Don't go to sea to travel. You can buy an air ticket and do
that more easily. You can have breakfast in Rome, lunch in New York and your
luggage in Tokyo. You can be a jet setter, arriving everywhere but travelling
nowhere, missing out on the three quarters of our planet that is water. If you do
not go to sea, you will never see - as this sailor has- the exhilarating sight
of two hundred dolphins leaping out of the water in unison in the warm Indian Ocean,
and then landing in perfect synchronised abandon in the water, making a
collective sound loud and clear as a thunderclap. And then doing the same
routine again and again and again and again.
You will never have your breath taken away by a sunrise or
sunset or a whale off your port bow. You will never get, even in first class,
the complete feeling of well being that a clear star-studded night in the
middle of the Pacific guarantees you. When you look up and recognise the stars
as old friends. When the crisp air is pure oxygen and the coffee tastes better
than anything on earth. When you are sure, alone on the bridge at night, that
you are the only human on earth, and you understand why so many of the world's
thinkers and writers have been sailors of one sort or another.
Go to sea to get away from civilisation. Go, because this takes
you back to basics. You and your shipmates against the elements. No clutter. No
emergency services either; no doctors or fire-fighters or policemen. Just you
and your training. A different stress from what you will feel after the MBA. A
good stress, as you will find out, because there is no sense of running to stay
in place that many a job ashore entails. There is little sense of being a rat
on a treadmill - something that is almost guaranteed ashore. Little concept of senseless work at sea
either, the effort-without-accomplishment feeling that is so commonplace on
land. What a sailor does usually shows results, good or bad. Go to sea, then,
to escape becoming a rat. Go to sea to escape the life of quiet desperation
that Thoreau saw most men leading.
Don't go to sea if you have no other options; there can be
nothing worse than being stuck on a ship for months, working day and night and
feeling trapped in the job. Instead, choose the sea. Choose it with the
complete realisation that you are committing yourself to a lifestyle that you
have examined and preferred. Go to sea because it is something you want and
desire and not because it is the easy way out. Because it will not be; the sea
is a mistress that is many things, but it is never an easy one- and that is one
damned good reason to choose it.
Go to sea for the power it gives you. Not the CEO's power,
forced by fear, favour or bribery, but the power of a true team that must rely
on itself because there is nobody else around. Feel the adrenaline surge as you
do your clearly defined job right; no collective responsibility escape clauses
apply here.
Go to sea for the power it gives you over yourself, too;
there is nothing more intoxicating than working- under severe pressure- to
physical and mental exhaustion and finding reserves within yourself that you
never knew existed. Extreme
individualism or testing one's limits- call it what you will, but go to sea
because this jargon will be real and not some jazzed up public relations
exercise.
Anyway, go to sea. Find a way to get around the touts and
corrupt company officials that have taken over the job market.
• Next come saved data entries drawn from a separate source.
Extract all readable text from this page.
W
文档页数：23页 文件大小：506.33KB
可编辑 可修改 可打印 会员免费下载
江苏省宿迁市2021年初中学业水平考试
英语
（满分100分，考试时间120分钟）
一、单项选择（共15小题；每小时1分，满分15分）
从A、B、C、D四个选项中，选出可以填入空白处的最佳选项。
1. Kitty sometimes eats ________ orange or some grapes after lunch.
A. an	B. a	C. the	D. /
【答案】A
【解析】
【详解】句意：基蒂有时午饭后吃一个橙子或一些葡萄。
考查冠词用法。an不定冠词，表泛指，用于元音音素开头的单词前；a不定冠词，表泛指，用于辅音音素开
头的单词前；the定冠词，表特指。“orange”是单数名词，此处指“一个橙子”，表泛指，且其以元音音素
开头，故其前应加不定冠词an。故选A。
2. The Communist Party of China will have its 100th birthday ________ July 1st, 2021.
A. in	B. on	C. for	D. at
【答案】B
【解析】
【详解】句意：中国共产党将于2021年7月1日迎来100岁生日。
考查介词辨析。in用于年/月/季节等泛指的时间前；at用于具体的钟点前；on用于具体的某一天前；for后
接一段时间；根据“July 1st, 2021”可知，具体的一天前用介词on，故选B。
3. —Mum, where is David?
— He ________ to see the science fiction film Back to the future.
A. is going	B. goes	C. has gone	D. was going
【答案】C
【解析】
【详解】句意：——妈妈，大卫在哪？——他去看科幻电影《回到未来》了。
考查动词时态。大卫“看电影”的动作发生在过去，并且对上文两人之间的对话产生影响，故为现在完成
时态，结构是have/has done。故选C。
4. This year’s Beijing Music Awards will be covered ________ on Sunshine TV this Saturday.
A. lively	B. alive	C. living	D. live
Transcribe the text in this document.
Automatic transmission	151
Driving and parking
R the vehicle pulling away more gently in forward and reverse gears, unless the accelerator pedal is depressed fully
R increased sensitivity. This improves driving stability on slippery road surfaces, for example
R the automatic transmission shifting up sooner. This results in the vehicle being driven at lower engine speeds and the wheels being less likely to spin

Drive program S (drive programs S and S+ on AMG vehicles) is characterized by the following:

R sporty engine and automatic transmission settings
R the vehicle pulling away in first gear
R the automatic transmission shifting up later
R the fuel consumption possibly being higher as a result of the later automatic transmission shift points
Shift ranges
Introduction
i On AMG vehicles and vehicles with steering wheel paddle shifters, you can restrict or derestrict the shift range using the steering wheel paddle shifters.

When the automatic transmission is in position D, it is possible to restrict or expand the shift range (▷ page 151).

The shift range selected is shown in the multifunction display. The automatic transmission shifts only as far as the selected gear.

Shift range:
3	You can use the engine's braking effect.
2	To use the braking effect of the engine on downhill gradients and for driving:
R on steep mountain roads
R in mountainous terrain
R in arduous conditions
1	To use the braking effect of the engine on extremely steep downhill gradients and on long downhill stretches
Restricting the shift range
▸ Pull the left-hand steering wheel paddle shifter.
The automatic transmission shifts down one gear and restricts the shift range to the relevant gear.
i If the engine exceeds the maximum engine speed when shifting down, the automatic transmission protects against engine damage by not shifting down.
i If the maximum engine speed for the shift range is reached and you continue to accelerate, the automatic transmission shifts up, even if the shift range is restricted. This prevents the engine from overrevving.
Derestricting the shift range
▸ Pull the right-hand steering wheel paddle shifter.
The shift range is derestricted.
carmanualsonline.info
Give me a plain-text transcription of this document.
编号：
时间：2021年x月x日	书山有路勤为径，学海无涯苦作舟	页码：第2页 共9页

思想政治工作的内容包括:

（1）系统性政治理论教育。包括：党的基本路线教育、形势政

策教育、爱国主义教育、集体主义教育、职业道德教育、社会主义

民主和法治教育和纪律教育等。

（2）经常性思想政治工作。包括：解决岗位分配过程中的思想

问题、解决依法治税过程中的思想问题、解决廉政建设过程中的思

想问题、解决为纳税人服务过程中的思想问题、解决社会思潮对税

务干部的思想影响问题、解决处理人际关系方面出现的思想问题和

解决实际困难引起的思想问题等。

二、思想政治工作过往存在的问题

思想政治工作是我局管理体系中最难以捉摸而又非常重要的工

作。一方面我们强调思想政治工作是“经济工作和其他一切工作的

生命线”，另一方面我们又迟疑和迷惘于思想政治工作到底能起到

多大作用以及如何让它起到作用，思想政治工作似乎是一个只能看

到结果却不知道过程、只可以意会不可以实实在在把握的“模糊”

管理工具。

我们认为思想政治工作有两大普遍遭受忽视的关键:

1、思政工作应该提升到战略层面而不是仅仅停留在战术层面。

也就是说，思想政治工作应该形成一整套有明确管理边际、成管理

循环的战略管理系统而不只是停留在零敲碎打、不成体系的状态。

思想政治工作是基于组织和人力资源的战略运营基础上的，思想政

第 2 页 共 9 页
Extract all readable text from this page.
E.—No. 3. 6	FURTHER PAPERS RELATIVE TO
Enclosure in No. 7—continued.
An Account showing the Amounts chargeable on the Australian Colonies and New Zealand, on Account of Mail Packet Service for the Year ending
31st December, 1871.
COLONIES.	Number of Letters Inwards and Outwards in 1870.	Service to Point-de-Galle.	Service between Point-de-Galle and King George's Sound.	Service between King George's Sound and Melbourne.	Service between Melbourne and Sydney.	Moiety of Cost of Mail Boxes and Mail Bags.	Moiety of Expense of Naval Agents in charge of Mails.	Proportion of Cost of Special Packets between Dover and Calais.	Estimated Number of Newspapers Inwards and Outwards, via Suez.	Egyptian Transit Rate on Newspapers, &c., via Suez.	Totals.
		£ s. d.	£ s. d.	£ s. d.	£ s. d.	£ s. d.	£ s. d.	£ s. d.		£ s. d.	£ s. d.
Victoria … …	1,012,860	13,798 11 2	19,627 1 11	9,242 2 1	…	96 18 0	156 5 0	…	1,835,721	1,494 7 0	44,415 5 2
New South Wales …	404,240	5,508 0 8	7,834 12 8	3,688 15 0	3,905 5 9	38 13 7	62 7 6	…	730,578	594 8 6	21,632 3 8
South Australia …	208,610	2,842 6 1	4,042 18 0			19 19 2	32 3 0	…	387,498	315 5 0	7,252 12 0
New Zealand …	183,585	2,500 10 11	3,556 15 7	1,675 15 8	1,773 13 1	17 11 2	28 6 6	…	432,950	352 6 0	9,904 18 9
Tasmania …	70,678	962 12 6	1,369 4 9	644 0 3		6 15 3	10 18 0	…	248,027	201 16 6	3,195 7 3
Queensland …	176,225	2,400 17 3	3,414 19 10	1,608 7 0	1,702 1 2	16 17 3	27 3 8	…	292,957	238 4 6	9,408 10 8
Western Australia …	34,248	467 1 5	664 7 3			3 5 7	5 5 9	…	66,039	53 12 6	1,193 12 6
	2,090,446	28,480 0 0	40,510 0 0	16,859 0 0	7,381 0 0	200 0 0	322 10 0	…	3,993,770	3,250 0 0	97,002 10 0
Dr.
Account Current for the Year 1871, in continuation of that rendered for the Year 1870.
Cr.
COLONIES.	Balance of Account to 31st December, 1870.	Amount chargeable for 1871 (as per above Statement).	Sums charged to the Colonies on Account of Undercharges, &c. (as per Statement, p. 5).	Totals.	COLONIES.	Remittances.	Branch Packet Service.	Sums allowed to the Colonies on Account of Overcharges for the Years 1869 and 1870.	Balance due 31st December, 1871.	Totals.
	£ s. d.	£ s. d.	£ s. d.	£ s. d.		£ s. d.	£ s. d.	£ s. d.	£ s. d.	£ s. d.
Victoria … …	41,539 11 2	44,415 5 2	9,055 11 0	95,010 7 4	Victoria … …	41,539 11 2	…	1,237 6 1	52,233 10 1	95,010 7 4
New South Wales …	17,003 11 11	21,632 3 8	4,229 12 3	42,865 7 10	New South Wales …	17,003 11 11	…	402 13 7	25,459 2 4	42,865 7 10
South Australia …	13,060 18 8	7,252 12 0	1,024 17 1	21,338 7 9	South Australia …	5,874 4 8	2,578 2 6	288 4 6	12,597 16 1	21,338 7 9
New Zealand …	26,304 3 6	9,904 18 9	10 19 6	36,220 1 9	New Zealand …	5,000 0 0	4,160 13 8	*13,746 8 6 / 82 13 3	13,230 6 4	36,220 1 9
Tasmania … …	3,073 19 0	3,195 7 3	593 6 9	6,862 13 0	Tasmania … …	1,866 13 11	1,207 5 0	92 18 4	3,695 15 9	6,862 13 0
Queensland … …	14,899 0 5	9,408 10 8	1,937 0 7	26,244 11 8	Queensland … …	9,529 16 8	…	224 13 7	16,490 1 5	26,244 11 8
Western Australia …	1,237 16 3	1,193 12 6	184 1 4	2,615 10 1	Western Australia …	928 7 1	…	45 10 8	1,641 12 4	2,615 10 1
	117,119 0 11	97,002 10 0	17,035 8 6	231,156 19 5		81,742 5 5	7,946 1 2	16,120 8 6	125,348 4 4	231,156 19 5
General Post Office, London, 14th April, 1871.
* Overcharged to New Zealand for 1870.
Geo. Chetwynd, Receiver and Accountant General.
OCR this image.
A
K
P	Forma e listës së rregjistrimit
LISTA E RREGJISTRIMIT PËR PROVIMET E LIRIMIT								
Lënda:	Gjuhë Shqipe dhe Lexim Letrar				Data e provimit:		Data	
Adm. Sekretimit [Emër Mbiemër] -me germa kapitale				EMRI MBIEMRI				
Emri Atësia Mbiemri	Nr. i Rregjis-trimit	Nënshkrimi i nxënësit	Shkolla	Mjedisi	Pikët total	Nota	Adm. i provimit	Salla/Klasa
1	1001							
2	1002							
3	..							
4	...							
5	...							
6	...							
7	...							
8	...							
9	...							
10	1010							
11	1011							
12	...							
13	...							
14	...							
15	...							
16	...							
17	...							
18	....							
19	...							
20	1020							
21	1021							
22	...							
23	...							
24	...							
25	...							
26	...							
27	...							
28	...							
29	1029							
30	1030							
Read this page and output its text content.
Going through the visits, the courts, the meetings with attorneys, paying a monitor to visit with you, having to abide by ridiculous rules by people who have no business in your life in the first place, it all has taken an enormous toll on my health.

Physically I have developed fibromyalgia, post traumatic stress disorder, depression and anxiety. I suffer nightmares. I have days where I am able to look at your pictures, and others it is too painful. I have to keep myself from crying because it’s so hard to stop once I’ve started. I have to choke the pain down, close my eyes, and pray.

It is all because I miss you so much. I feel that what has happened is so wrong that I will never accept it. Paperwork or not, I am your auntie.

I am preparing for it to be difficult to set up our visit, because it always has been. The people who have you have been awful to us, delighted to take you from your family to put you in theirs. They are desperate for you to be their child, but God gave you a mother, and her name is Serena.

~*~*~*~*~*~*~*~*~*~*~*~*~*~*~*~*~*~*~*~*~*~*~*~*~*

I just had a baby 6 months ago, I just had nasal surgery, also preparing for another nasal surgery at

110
Forget the tough
economic times. Forget the petty accountants with their small calculators and
their delusions of grandeur that convince them that they are the ones running
ships; sailors know better. Forget the system that tries its best to make a
filing clerk out of you, because you will be what you want to be; nobody will
be able to take that away from you without your consent.
Go to sea, young man, because the experience is unmatchable.
Go, because although many things will happen to you out there, only one thing is
guaranteed, and that is this- every lad that goes to sea will return a man.
So go- and go with pride, because you are one of the chosen
few.
.
.
7 comments:
Ta
Grand
Stan
Anyone would get a motivation from that article...awesome 'Go to sea"
hello there gerry if your still knoking around this is the contact
and some info , there very helpfull , mention micky kimpson said you would sort him out
Very well written and can empathize as have been there:)
Excellent.......im gonna print this for my next ship
Well, if I had half a chance again, and if I had the other options to weigh, I would go back to sea.
Only thing is - not in an Indian flag.
VM
i think every seaman should read this article as it effectively shares to its readers the wonder and beauty of working at sea.